Meski berhasil melawan arus pola pikir masyarakat, Ji-yeong masih terjebak oleh pola pikirnya sendiri. Kim Ji-yeong yang memang sepertinya sering merasa serba salah, terus saja merasa tidak enak ketika mengemukakan pendapatnya. Bahkan ketika pendapatnya itu benar, Ji-yeong tetap saja meminta maaf, sehingga orang-orang tidak tahu bahwa ia telah tersinggung akan sesuatu. Puncaknya ketika Kim Ji-yeong menikah dan masalah anak pun muncul. Kim Ji-yeong takut akan kehilangan hal-hal penting yang telah didapatkannya dengan susah payah.
“Kau berkata kita sebaiknya tidak memikirkan apa yang hilang dari kita. Aku mungkin akan kehilangan masa muda, kesehatan, pekerjaan, rekan-rekan kerja, teman-teman, rencana hidup, dan masa depanku. Karena itu aku selalu memikirkan apa yang hilang dariku. Tetapi apa yang akan hilang darimu?” -- hlm 136
“Kalau dia sudah lebih besar, kita bisa mencoba mempekerjakan pengasuh atau menitipkannya ke tempat penitipan anak. Dan selama itu kau bisa belajar lagi atau mencari pekerjaan lain. Kau bisa mengambil kesempatan ini untuk memulai pekerjaan baru. Aku akan membantumu.”
“Tidak bisakah kau berhenti mengoceh tentang bantuan? Kau membantu dalam urusan rumah tangga, membantu membesarkan anak, membantu urusan pekerjaanku. Memangnya rumah ini bukan rumahmu? Memangnya keluarga ini bukan keluargamu? Anak ini bukan anakmu? Lagi pula, selama aku bekerja, memangnya hanya aku sendiri yang menikmati hasilnya? Kenapa kau berbicara seolah-olah kau bersikap murah hati menyangkut pekerjaanku?” – hlm 143


Pada akhirnya Kim Ji-yeong merasakan bagaimana lelahnya menjadi seorang ibu. Yang lebih melelahkan lagi karena tidak satu pun mengerti perasaannya, bahkan terkesan meremehkan. 
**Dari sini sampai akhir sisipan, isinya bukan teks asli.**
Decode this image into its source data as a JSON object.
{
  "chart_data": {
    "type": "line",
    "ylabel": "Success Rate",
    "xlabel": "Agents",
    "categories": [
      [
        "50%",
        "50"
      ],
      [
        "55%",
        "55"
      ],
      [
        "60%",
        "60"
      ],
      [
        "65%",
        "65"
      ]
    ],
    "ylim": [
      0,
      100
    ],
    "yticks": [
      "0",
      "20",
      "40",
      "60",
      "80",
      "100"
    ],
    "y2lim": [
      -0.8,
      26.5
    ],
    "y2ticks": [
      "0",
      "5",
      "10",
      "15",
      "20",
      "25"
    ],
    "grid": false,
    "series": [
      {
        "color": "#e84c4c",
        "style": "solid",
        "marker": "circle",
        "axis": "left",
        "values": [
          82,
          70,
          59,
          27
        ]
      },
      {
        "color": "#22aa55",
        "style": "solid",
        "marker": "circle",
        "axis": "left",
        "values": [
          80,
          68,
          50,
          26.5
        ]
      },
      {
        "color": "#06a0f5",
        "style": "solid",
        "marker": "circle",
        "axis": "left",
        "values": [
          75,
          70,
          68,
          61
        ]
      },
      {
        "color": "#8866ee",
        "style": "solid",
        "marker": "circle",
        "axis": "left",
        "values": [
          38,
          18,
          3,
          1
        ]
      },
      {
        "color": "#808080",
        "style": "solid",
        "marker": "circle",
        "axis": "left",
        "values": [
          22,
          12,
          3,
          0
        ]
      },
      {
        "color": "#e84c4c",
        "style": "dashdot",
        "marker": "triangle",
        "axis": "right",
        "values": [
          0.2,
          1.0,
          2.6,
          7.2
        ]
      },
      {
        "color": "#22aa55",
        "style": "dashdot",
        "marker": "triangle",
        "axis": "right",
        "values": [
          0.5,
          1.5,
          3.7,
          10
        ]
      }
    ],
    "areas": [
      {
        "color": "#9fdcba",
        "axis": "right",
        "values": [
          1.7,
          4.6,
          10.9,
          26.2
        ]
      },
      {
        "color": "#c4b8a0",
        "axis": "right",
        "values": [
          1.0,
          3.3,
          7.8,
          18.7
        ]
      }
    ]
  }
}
“Jangan terlalu banyak menggerakkan pergelangan tanganmu. Tidak ada pilihan lain.”
“Aku harus mengasuh anak, mencuci pakaian, membersihkan rumah... Aku tidak mungkin tidak menggerakkan pergelangan tanganku,” kata Kim Ji-yeong lirih.
Dokter tua itu tersenyum lebar. “Orang-orang zaman dulu harus menggunakan kayu pemukul untuk mencuci pakaian, lalu merebusnya di atas api, lalu mengucek-uceknya sambil berjongkok. Sekarang ada mesin cuci dan pengisap debu. Wanita zaman sekarang tidak perlu repot-repot, kan?”
Pakaian kotor tidak bisa berjalan sendiri ke dalam mesin cuci, air dan detergen juga tidak bisa masuk sendiri, dan pakaian yang sudah selesai dicuci juga tidak bisa menyampirkan diri sendiri ke tali jemuran. Pengisap debu juga tidak berjalan-jalan sendiri sambil membawa lap basah. Kim Ji-yeong bertanya-tanya apakah dokter itu pernah menggunakan mesin cuci atau pengisap debu. – hlm 148-149

Dan bagian bikin miris adalah ketika Kim Ji-yeong akhirnya bisa istirahat dengan menjaga anak dan segala urusan rumah. Ia yang ingin bersantai sebentar di luar rumah, malah dihina oleh orang-orang di sekitarnya.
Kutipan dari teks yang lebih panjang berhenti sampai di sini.